I'm curious about how your team's access to Kubernetes clusters is managed. Do developers have direct access, or are all deployments handled through tools like Flux or Argo? If they don't have direct access, how do they interact with the system? Are they reliant on observability tools to access logs instead?
5 Answers
As a developer myself, I can say we don’t have direct access to the Kubernetes API. Our CI/CD processes are managed by Argo Workflows, and we only get read-only access to Argo CD and artifact repositories. For any manual intervention, we have break glass accounts ready to go.
We allow developers access to our playground and dev clusters, but they are encouraged to use Argo and Git tools as much as possible to keep things organized.
I believe having some access during development is crucial. It allows developers to test and verify their code in Kubernetes early on, which leads to better quality and satisfaction. A separate cluster for developers can make a real difference!
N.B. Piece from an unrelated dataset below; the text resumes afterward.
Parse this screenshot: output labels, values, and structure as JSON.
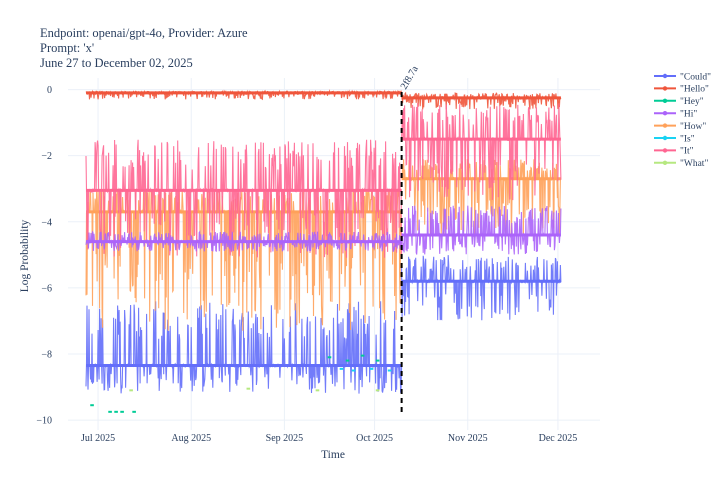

In our setup, developers have unrestricted access to development namespaces on non-prod clusters. For production, they usually have read-only access based on the need. Only a select few developers can access the namespaces that hold sensitive data, like PCI information. Most of the time, our deployment pipelines handle everything, so direct access isn’t really needed.
The level of access really varies; in our case, developers can freely access their own non-prod namespaces but only have read access in production. This way, they can deploy and test without impacting live environments.